When the dust and rhetoric settles, the highest casualties will likely be suffered by the investing public and their confidence in our industry and government representatives.
But alas, I digress. I’m here today not to wax poetic about the fiduciary duty owed by advisors to their clients, but instead to offer some insight into a less controversial fiduciary duty: one owed by a board of directors to its corporation and shareholders. If you’re on the board of a corporate RIA, BD, or other firm, this article’s for you.
At the most fundamental level, a director owes a fiduciary duty of both care and loyalty. These duties are owed to the shareholders of the corporation and the corporate enterprise as a whole. Care and loyalty are distinct concepts with several sub-components that are primarily understood through the laws of the state in which the corporation is incorporated, but common law principles and the corporation’s specific articles of incorporation and bylaws also play a part.
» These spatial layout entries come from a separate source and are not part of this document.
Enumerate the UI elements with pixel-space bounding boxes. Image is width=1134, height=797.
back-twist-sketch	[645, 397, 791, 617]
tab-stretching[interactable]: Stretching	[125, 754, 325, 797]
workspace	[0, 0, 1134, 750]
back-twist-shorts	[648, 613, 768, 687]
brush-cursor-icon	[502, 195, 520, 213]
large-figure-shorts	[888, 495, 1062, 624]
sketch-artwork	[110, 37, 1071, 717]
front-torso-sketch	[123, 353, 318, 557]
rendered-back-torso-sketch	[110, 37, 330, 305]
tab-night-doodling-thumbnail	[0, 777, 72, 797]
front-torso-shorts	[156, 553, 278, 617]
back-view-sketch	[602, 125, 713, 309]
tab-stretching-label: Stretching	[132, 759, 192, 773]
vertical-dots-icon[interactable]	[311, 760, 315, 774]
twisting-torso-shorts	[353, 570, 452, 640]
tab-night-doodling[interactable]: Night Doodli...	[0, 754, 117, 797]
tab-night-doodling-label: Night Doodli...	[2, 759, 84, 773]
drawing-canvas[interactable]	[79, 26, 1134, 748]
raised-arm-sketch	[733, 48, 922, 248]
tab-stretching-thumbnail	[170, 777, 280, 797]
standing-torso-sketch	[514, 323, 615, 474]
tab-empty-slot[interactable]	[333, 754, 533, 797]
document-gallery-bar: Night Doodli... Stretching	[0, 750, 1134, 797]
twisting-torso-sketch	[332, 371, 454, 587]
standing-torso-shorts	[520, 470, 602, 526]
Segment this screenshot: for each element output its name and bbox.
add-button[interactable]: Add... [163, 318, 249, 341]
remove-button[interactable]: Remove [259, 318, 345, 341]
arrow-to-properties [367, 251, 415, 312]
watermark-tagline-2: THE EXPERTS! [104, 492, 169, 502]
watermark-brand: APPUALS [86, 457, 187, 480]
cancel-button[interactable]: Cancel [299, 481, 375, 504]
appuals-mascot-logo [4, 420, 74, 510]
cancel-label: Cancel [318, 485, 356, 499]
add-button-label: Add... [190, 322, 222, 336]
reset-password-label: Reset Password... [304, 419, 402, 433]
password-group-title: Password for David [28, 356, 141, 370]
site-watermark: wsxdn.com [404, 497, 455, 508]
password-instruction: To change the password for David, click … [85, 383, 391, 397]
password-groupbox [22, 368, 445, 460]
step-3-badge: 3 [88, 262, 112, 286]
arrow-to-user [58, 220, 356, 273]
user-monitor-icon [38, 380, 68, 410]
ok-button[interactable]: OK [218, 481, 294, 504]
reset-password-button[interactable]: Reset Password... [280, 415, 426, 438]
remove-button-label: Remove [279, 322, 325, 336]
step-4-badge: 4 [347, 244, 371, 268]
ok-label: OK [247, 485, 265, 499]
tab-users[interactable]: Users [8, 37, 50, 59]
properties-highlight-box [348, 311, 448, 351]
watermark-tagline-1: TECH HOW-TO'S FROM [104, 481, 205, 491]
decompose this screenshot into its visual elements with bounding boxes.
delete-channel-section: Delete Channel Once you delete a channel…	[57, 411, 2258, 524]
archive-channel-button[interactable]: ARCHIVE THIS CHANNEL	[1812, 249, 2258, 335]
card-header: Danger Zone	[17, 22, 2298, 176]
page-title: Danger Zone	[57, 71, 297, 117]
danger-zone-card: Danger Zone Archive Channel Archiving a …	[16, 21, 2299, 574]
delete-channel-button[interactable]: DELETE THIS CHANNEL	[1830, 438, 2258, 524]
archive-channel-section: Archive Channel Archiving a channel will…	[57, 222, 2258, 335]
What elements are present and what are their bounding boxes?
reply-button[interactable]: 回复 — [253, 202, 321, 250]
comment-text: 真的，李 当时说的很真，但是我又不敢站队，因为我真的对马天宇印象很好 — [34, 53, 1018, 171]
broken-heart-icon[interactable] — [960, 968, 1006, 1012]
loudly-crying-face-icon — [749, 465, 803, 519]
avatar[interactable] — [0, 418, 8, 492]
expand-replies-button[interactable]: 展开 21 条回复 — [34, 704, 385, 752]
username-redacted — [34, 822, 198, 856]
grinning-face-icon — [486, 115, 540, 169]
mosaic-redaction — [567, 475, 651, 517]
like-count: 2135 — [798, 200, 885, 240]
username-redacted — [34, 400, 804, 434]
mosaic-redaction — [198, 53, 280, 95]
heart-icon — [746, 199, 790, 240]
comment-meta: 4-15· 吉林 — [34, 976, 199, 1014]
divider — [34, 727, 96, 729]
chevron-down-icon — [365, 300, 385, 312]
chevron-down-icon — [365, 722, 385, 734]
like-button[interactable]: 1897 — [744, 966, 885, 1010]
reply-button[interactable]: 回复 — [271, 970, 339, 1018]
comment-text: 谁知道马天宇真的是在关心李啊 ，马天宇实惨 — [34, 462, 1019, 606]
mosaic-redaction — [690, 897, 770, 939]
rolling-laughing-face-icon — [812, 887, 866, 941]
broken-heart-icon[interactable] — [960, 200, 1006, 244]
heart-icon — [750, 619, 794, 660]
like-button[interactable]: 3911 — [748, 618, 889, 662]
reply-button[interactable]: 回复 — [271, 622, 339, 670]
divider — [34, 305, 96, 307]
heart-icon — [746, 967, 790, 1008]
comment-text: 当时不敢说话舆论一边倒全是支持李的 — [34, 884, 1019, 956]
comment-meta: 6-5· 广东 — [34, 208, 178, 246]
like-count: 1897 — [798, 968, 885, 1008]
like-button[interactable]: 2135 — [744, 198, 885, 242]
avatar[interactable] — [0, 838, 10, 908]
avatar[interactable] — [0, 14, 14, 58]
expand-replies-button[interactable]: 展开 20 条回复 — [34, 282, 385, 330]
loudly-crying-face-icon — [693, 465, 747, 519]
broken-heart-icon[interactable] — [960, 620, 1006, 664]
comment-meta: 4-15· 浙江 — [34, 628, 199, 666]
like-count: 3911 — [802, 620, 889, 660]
The duties of care and loyalty apply whenever a director carries out the normal functions of a director of a corporation: making decisions or otherwise causing the corporation to act in some way (e.g., approving a transaction, entering into a capital-intensive project, appointing officers, etc.). Though day-to-day functions are almost always carried out by an appointed group of officers, directors are still ultimately responsible for the corporation’s management and direction. The shareholders are not.
The duty of care stands for the proposition that a director must only make informed decisions and not act like an idiot. Rather, a director must be reasonably apprised of material information that could inform a decision, act in good faith when deciding how the corporation should act and carry out decision-making authority as an ordinarily prudent person in a like position would. The exact language will differ by state and each state will be informed by its own case law, but the basic tenets of the duty of care are the same. A director essentially can’t be asleep at the wheel.